Problem configuring and using IPoIB

I have IB connecting two nodes, and if i run ibhosts i can see both nodes GUID but when I run ibqueryerrors it says “2 bad nodes found” and “2 ports have errors beyond thresholds”. I have given the nodes the IP addresses 10.0.0.0 and 10.0.0.1 in my if cfg-ib0 and when i try and ping one from the other it times out. Looking in the log the other node has been assigned a LID, and there is no indication of an error but the messages log does not say SUBNET UP. I’m new to IB and don’t really know what the error might be. Has anyone encountered this error before/knows where I can find more info?

ibnetdiscover

ibdiagnet -r

sminfo

saquery

saquery -s

After messing with it again last night, I seem to have IPoIB configured as the MTU dropped to 2044 and the IPs that I assigned each node in their ifcfg-ib0 show up when i run “ifconfig ib0”. Now I see the SUBNET UP message in my log but I still don’t have connection. When I run ping 10.0.0.1 it times out, and when I try ibping -G it times out as well.

I ran osmtest and got all of these errors,

and even a few more above that I couldn’t fit into the screen shot.

My opensm.log on the head node running opensm shows that the subnet was up, but a number of errors showed up once I ran osmtest.

I can’t really find anything in my setup that looks like an error, or anything that indicates where the error is. I am using older HCAs 26428s and when I ran mlnxofedinstall it said it couldn’t update the firmware. Is this potentially a firmware issue?

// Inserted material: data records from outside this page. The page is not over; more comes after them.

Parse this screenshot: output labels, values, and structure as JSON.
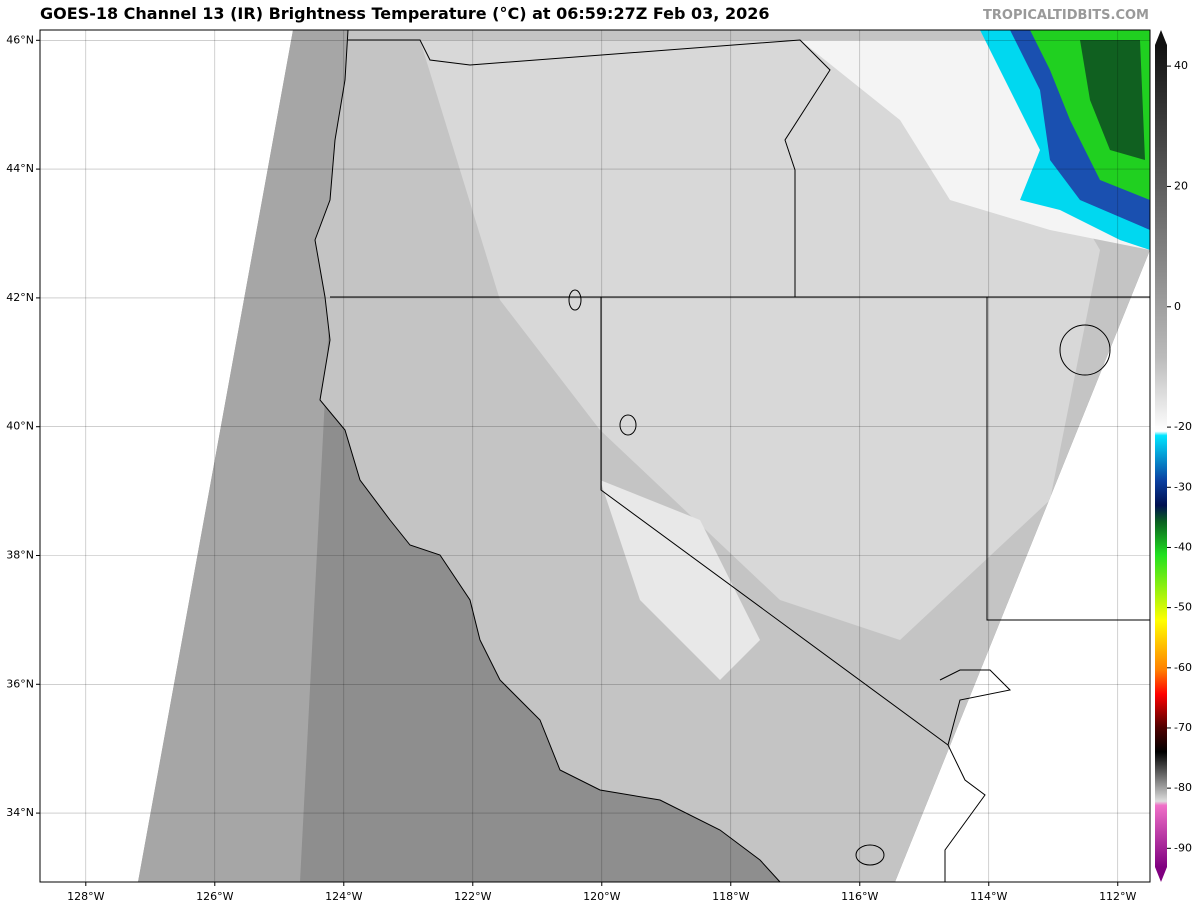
{
  "title": "GOES-18 Channel 13 (IR) Brightness Temperature (°C) at 06:59:27Z Feb 03, 2026",
  "watermark": "TROPICALTIDBITS.COM",
  "map": {
    "xlim": [
      -128.71,
      -111.5
    ],
    "ylim": [
      32.93,
      46.16
    ],
    "xticks": [
      {
        "value": -128,
        "label": "128°W"
      },
      {
        "value": -126,
        "label": "126°W"
      },
      {
        "value": -124,
        "label": "124°W"
      },
      {
        "value": -122,
        "label": "122°W"
      },
      {
        "value": -120,
        "label": "120°W"
      },
      {
        "value": -118,
        "label": "118°W"
      },
      {
        "value": -116,
        "label": "116°W"
      },
      {
        "value": -114,
        "label": "114°W"
      },
      {
        "value": -112,
        "label": "112°W"
      }
    ],
    "yticks": [
      {
        "value": 46,
        "label": "46°N"
      },
      {
        "value": 44,
        "label": "44°N"
      },
      {
        "value": 42,
        "label": "42°N"
      },
      {
        "value": 40,
        "label": "40°N"
      },
      {
        "value": 38,
        "label": "38°N"
      },
      {
        "value": 36,
        "label": "36°N"
      },
      {
        "value": 34,
        "label": "34°N"
      }
    ],
    "grid": true
  },
  "colorbar": {
    "clim": [
      -95.6,
      46
    ],
    "ticks": [
      40,
      20,
      0,
      -20,
      -30,
      -40,
      -50,
      -60,
      -70,
      -80,
      -90
    ]
  }
}
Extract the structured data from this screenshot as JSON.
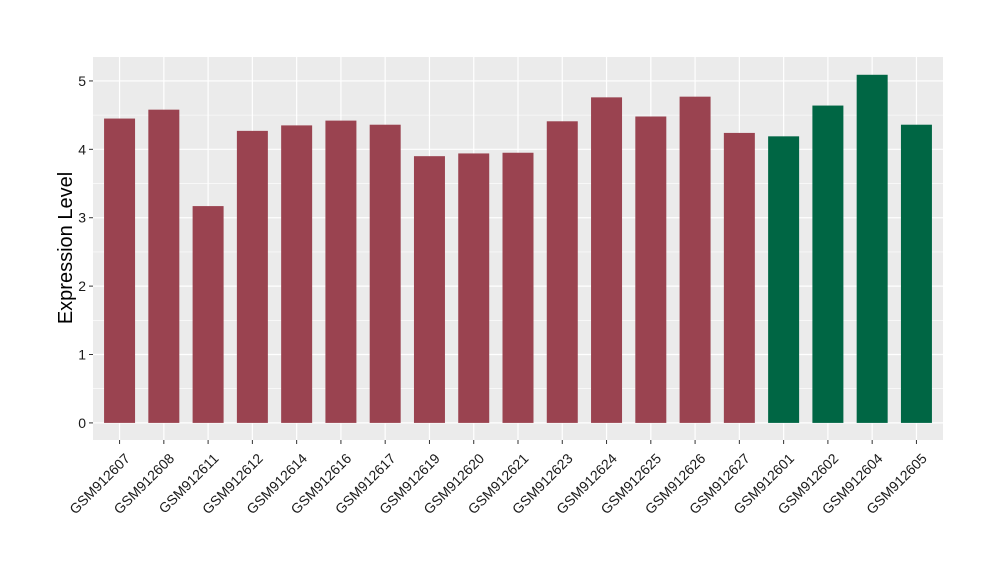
{
  "chart_data": {
    "type": "bar",
    "categories": [
      "GSM912607",
      "GSM912608",
      "GSM912611",
      "GSM912612",
      "GSM912614",
      "GSM912616",
      "GSM912617",
      "GSM912619",
      "GSM912620",
      "GSM912621",
      "GSM912623",
      "GSM912624",
      "GSM912625",
      "GSM912626",
      "GSM912627",
      "GSM912601",
      "GSM912602",
      "GSM912604",
      "GSM912605"
    ],
    "values": [
      4.45,
      4.58,
      3.17,
      4.27,
      4.35,
      4.42,
      4.36,
      3.9,
      3.94,
      3.95,
      4.41,
      4.76,
      4.48,
      4.77,
      4.24,
      4.19,
      4.64,
      5.09,
      4.36
    ],
    "bar_colors": [
      "#9a4350",
      "#9a4350",
      "#9a4350",
      "#9a4350",
      "#9a4350",
      "#9a4350",
      "#9a4350",
      "#9a4350",
      "#9a4350",
      "#9a4350",
      "#9a4350",
      "#9a4350",
      "#9a4350",
      "#9a4350",
      "#9a4350",
      "#006644",
      "#006644",
      "#006644",
      "#006644"
    ],
    "xlabel": "",
    "ylabel": "Expression Level",
    "ylim": [
      -0.25,
      5.35
    ],
    "yticks": [
      0,
      1,
      2,
      3,
      4,
      5
    ],
    "grid": true,
    "panel_background": "#ebebeb",
    "grid_color": "#ffffff"
  }
}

I installed flexboth nodes HCA as well if it makes any difference.

Thanks,

Trevor

Hi Trevor,

can you send the following output:

  1. ibnetdiscover

  2. ibdiagnet -r (all files under /var/tmp/ibdiagnet2/)

  3. sminfo

  4. saquery

  5. saquery -s

Hi Trevor,

are you still experiencing issues with IPoIB?

if yes - can you please provide the opensm configuration file you are using (if exists) and the opensm command line you used in order to start opensm.

Please also provide the output of:

saquery -g

saquery -m

and I’ve just checked, and I have the most recent FW on the mellanox site for an HT26428 (2.9.1000)

Does flex boot cause issues with trying to use IB normally? ibdiagnet seems to indicate errors in the FW but the most recent FW I found on the mlnx site is 2.9.100, and that is what my cards say they have when i run ibv_devinfo. There are also seem to be issues with routing but I’m assuming that is caused by the issues with the firmware…

Thanks,

Trevor

yes, I am still having this problem. Although at this point I believe my IPoIB config is correct and it seems to be a firmware issue.

my opensm folder in /etc is empty so it looks like I do not have an opensm config file. If you could tell me if my IPoIB config is correct that would be very helpful.

Thanks,

Trevor